The published paper provides an insight to technical parameters and limitations, subtracting accounting for local market conditions, considerations and incentive schemes which may have a significant impact on competitiveness and the uptake of alternative fuels and technologies.

Except the 2020 Sulphur Cap regulation, the shipping industry has to be in line with the Paris Agreement, while also reducing its GHG emissions. According to DNV GL, the substantial emissions that should be achieved in the next decades, are expected to drive technology development and the introduction of low carbon fuels.

Authorities are increasingly paying attention to the consequences of hazardous NOX, SOX and particle emissions at the local level.
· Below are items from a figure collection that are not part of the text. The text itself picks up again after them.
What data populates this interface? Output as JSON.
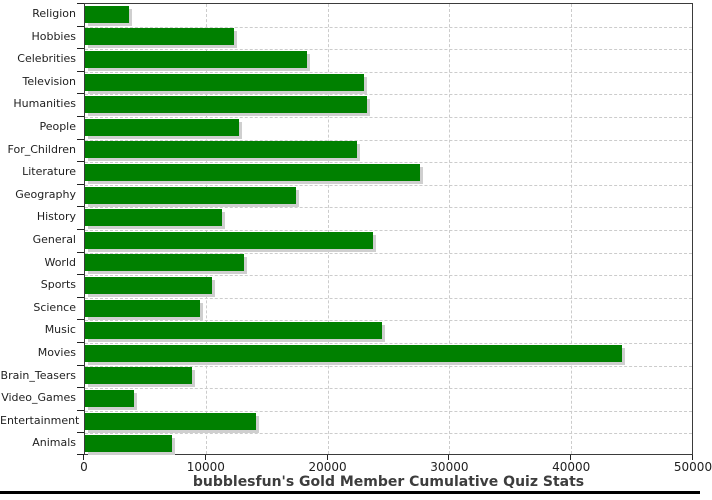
{
  "chart_data": {
    "type": "bar",
    "orientation": "horizontal",
    "title": "bubblesfun's Gold Member Cumulative Quiz Stats",
    "categories": [
      "Religion",
      "Hobbies",
      "Celebrities",
      "Television",
      "Humanities",
      "People",
      "For_Children",
      "Literature",
      "Geography",
      "History",
      "General",
      "World",
      "Sports",
      "Science",
      "Music",
      "Movies",
      "Brain_Teasers",
      "Video_Games",
      "Entertainment",
      "Animals"
    ],
    "values": [
      3600,
      12250,
      18250,
      23000,
      23200,
      12650,
      22400,
      27600,
      17400,
      11250,
      23700,
      13100,
      10450,
      9500,
      24500,
      44250,
      8800,
      4000,
      14050,
      7150
    ],
    "xlim": [
      0,
      50000
    ],
    "x_ticks": [
      0,
      10000,
      20000,
      30000,
      40000,
      50000
    ],
    "x_tick_labels": [
      "0",
      "10000",
      "20000",
      "30000",
      "40000",
      "50000"
    ],
    "grid": "dashed",
    "legend": "none",
    "bar_color": "#008000",
    "bar_shadow_color": "#cfcfcf",
    "grid_color": "#cccccc",
    "frame_color": "#3b3b3b"
  }
}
In the report, DNV GL has identified LNG, LPG, methanol, biofuel and hydrogen as the most promising solutions. Yet, the greatest challenges are related to environmental benefits, fuel compatibility, the availability of sufficient fuel for the requirements of shipping, fuel costs and the international rule setting by the IGF Code.

In particular, the decision of the International Maritime Organization to limit the sulphur content of ship fuels from 1 January 2020 to 0.5 per cent worldwide, and the recently-adopted ambition to reduce GHG emission by 50 per cent by 2050 have the potential to become game changers.
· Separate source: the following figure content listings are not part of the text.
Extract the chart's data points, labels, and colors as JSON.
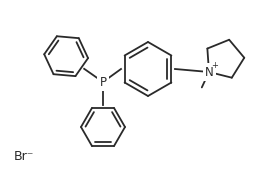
{
  "bg_color": "#ffffff",
  "line_color": "#2a2a2a",
  "lw": 1.3,
  "figsize": [
    2.7,
    1.76
  ],
  "dpi": 100,
  "p_label": "P",
  "n_label": "N",
  "plus": "+",
  "br_label": "Br⁻"
}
DNV GL notes that selected alternative ship fuels are:

  1. LNG
  2. LPG
  3. Methanol
  4. Biofuel
  5. Hydrogen.

In addition to the above, emerging technologies, as batteries, fuel cell systems and wind-assisted propulsion, are amongst alternatives. Ammonia – especially when produced using hydrogen from renewable sources – has entered the debate as an additional potential future fuel and will be discussed in greater detail in future DNV GL publications, including potential follow-up editions of this document.

Yet, all alternative fuel options have benefits and challenges.